Erhellend ist Seiferts Vergleich von Theodor Fontanes Roman Effi Briest mit Gabriele Reuters Aus guter Familie. Dabei stellt Seifert nicht nur die Inhalte der beiden 1895 erschienenen Romane nebeneinander und macht die unterschiedlichen Erzähl-Perspektiven deutlich, sondern zeigt auch, auf welche Weise der eine kanonisiert wurde, der andere nicht. Auf das 2012 erschienene Buch von Denise Roth Das literarische Werk erklärt sich selbst, dessen Autorin sich über die 500 Seiten ihrer Untersuchung hinweg ebenfalls dem Vergleich der beiden Romane widmet, geht Seifert allerdings nicht ein. Vielleicht, weil Roth zu dem Schluss kommt, es sei durchaus gerechtfertigt, dass Fontanes Roman kanonisiert wurde, derjenige von Reuter hingegen nicht. Unzutreffend ist jedenfalls Seiferts Behauptung, dass Reuters Roman „ab dem ersten Viertel des zwanzigsten Jahrhunderts nicht mehr gedruckt, gelesen und gelehrt wurde“. Das Gegenteil ist der Fall. 1901, 1902, 1903, 1904, 1906, 1908, 1917, 1920 und 1923 erschienen Neuauflagen des Romans, 1931 sogar noch eine weitere. Vermutlich handelt es sich allerdings nur um einen kleine Verschreibung Seiferts und sie meint „nach dem ersten Viertel“. Weitere wichtige Romane von Reuter wie Das Tränenhaus und Töchter – Roman zweier Generationen von 1927, in dem die der Frauenbewegung nahestehende Schriftstellerin die zur Jahrhundertwende um Frauenrechte kämpfende Generation der Mütter mit der ihrer Töchter zusammenstellt, für die die erkämpften Rechte selbstverständlich sind und die den Kampf der Mütter daher nicht richtig zu würdigen wissen, wären durchaus ebenfalls erwähnenswert gewesen. Zumal Töchter bedauerlicherweise immer noch auf eine Neuausgabe wartet. Doch kann Seifert natürlich nicht alle großartigen Werke von Frauen oder auch nur alle literarischen Großmeisterinnen nennen. So sind leider auch die fabelhafte Hedwig Dohm und ihre Romane unter den Tisch gefallen.

Dafür aber stellt Seifert Charlotte Perkins Gilmans herausragenden Roman Die gelbe Tapete vor, ohne allerdings das sonstige vielfältige Schaffen und Wirken der Literatin, Philosophin, Ökonomin und Feministin zu würdigen.

Als weitere Beispiele für die unterschiedlichen Erfahrungswelten von (schreibenden) Männern und Frauen stellt Seifert „weibliche Entwicklungsromane“ vor.
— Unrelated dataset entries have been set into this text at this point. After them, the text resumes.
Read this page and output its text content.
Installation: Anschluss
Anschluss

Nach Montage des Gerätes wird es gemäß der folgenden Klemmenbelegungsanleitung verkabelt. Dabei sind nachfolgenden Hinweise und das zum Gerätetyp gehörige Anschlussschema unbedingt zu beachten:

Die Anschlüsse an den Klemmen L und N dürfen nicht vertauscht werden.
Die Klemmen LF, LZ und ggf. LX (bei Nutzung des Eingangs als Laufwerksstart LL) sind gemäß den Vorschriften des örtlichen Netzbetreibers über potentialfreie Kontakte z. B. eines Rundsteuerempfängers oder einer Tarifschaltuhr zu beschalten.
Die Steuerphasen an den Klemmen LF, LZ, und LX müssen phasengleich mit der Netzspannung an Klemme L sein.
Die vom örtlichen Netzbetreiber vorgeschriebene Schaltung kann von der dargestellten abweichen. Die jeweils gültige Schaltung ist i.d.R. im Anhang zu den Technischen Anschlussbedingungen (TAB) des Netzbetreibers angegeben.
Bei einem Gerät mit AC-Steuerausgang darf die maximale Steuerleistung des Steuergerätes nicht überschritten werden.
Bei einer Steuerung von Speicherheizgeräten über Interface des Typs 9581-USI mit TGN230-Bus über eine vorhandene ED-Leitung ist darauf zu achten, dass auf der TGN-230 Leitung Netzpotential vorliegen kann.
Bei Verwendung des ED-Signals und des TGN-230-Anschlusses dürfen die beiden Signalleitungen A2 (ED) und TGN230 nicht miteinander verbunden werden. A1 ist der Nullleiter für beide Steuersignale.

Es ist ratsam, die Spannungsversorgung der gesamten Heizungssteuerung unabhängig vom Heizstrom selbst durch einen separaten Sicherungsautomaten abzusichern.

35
Im Unterschied zur „klassische[n] Heldenreise“ sei es „für die Heldinnenreise [entscheidend]“, „die eigene Identität im Konflikt mit sich selbst zu finden, statt im Konflikt mit der Außenwelt“. Natürlich kann sie nicht auf alle von Frauen verfassten Entwicklungsromane eingehen. Dass aber ausgerechnet Franziska zu Reventlows Entwicklungsroman Ellen Olestjerne außen vor bleibt, hat vielleicht einen anderen Grund, denn dessen Protagonistin trägt ihre Konflikte eben nicht mit ihrer Innenwelt, sondern mit der Außenwelt aus. Diese so ganz andere „Heldinnenreise“ mit Reuters Aus guter Familie zu vergleichen, wäre sicher ebenso interessant gewesen wie dessen Vergleich mit Effi Briest.

Einige „sehr konkrete Vorschläge“, „mit denen sich die Situation von Schreibenden generell und von Autorinnen im Besonderen verbessern ließe“, beschließen Seiferts Band über abgewertete, vergessene und wiederzuentdeckende Schriftstellerinnen.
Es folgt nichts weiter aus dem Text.